Today’s selection: Daimajin (1966, dir. Kimiyoshi Yasuda)
Subgenre: Historical fantasy, Kaiju
Available from: Mill Creek
When this movie came up on my random movie generator, I thought: “what’s the point in talking about this? Everyone’s seen Daimajin!” Yet, that may not necessarily be the case. The movie can easily alienate audiences, as the poster and synopsis promise a monster movie (which would turn off many a jidaigeki snob) yet the movie itself is monster-free until the spectacular climax. Saying “from the studio that brought you Gamera” is by no means a good indication of what Daimajin has to offer.
The original film is more or less a samurai/feudal-era flick, with most of the picture focusing on the persecution of a small mountain town by a usurper warlord and the efforts of the rightful ruling family in refuge to regain the throne. A key feature of the lord’s general dickishness is psychological warfare involving dissing the peasants’ local deity, an act of hubris that the audience can always sense is non-conducive to his long-term governorship (Daimajin means “great evil god”, btw). There are omens that this is a bad idea (for example, an earthquake that starts as the god statue is desecrated), but things kick into high gear in the last few minutes of the movie, when a priestess offers her life to bring the giant statue to life and lay a smackdown to the unjust…and it is glorious. (I’d really like to watch this movie with someone who doesn’t know how it ends.)
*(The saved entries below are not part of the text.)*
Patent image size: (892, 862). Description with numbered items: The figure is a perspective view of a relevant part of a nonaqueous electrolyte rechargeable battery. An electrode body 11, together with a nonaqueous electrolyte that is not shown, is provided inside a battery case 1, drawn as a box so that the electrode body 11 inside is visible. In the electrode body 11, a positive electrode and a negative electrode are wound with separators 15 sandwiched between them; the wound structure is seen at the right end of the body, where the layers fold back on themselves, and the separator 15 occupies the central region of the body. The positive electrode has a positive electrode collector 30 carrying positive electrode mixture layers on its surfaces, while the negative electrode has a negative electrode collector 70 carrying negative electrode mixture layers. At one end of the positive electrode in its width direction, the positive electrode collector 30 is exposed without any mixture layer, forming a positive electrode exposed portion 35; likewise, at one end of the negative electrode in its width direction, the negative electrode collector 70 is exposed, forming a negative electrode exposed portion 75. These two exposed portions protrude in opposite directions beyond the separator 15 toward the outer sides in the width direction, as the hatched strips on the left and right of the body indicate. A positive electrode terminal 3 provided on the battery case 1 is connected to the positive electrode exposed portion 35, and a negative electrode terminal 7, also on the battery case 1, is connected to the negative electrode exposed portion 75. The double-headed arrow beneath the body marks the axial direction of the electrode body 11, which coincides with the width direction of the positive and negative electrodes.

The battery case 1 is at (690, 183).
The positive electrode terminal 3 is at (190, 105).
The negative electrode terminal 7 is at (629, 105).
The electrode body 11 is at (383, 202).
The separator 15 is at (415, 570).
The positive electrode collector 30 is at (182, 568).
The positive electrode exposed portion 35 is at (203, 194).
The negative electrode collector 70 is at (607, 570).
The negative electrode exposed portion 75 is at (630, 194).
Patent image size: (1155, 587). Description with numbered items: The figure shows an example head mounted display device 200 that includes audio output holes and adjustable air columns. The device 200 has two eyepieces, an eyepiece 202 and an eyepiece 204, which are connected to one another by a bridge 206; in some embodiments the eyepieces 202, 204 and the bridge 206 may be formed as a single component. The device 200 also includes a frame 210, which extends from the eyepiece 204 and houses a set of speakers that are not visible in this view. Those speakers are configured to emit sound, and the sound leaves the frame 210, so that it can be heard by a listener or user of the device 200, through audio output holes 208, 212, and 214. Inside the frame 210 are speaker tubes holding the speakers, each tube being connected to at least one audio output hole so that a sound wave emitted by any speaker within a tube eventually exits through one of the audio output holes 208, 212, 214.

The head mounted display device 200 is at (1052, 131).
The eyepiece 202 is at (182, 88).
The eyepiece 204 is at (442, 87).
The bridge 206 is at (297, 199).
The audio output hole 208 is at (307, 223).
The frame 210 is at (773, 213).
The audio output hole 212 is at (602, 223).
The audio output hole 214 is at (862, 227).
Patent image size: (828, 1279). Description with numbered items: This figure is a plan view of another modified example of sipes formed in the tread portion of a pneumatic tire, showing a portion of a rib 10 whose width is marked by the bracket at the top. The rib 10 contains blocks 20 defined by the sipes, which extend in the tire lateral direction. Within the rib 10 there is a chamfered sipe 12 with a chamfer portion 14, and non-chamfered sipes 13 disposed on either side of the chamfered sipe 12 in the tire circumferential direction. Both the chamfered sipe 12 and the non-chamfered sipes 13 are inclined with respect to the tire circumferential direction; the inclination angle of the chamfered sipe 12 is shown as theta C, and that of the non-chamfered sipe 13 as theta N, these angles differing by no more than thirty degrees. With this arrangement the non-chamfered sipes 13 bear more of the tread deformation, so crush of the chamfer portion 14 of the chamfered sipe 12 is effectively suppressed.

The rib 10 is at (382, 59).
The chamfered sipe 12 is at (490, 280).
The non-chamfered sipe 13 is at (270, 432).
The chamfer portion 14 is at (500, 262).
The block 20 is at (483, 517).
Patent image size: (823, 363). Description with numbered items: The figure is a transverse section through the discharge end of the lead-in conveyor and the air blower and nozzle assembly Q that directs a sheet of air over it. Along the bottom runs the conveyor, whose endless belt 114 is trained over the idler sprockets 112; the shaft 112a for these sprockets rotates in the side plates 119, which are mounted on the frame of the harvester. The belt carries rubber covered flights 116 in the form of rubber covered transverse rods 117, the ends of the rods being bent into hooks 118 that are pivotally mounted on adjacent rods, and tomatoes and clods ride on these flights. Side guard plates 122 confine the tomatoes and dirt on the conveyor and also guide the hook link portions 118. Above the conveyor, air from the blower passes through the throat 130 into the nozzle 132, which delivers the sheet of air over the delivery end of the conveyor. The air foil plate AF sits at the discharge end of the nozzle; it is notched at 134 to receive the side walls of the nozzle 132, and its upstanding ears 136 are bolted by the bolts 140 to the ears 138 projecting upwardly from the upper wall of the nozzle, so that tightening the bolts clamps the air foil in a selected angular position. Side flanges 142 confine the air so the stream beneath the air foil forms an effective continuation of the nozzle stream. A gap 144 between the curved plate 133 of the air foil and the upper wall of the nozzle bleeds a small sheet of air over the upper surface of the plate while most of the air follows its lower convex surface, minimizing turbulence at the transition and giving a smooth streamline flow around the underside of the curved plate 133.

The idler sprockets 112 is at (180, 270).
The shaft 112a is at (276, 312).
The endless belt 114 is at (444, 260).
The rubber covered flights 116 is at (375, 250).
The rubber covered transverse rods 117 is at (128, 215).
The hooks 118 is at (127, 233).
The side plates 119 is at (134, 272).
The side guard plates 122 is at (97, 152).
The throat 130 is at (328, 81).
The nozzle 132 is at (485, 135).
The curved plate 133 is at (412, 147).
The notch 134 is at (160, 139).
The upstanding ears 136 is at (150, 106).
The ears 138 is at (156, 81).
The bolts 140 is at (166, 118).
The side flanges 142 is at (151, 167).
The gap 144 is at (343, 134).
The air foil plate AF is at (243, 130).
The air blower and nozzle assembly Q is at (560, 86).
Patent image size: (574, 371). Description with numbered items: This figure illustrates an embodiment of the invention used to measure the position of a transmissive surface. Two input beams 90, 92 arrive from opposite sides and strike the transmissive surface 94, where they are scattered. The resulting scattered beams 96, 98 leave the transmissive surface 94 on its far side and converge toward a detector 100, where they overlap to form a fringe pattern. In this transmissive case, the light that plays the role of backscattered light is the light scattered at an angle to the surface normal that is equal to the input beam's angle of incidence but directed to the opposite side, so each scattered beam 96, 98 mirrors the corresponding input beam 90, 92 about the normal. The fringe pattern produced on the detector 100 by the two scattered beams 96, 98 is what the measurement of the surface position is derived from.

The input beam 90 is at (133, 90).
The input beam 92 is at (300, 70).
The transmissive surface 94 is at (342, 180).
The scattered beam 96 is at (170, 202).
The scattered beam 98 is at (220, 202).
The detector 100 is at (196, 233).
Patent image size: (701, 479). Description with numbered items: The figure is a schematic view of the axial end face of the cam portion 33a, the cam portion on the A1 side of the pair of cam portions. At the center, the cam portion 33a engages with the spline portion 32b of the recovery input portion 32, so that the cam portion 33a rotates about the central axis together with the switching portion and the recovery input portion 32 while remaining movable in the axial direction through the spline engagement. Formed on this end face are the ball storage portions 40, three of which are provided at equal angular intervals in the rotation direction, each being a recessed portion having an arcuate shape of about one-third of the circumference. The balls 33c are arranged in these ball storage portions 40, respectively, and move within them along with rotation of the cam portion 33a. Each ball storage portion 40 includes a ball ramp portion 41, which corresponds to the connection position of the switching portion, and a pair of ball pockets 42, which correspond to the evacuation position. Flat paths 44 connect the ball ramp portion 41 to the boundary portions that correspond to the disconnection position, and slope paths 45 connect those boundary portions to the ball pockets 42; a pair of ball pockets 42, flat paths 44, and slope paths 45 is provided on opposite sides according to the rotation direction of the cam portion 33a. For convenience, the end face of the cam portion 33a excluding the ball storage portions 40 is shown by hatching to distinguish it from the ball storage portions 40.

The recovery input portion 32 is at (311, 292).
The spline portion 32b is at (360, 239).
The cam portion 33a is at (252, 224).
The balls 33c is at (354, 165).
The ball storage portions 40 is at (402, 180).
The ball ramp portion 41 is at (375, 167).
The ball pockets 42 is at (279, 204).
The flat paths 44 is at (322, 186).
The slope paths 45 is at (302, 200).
Because this is set in pre-modern times, the title monster needs not be as large as the usual kaiju picture, and thus the miniature work can afford to be much more detailed, and everything feels a lot more personal. Majin is one of the only giant monsters where the actor’s eyes are clearly visible, allowing it to exude malice as it reaches out to crush every evildoer individually. On top of all that, Godzilla-maestro Akira Ifukube’s score booms to add real presence to the giant.
I can’t recommend the movie to just anyone looking for a giant monster action flick in the same way that I could, say, Gamera: Guardian of the Universe, but if you have the patience for a somber, brooding period piece that’s got an edge to it, Daimajin is a masterpiece, probably your best bet short of the original Godzilla.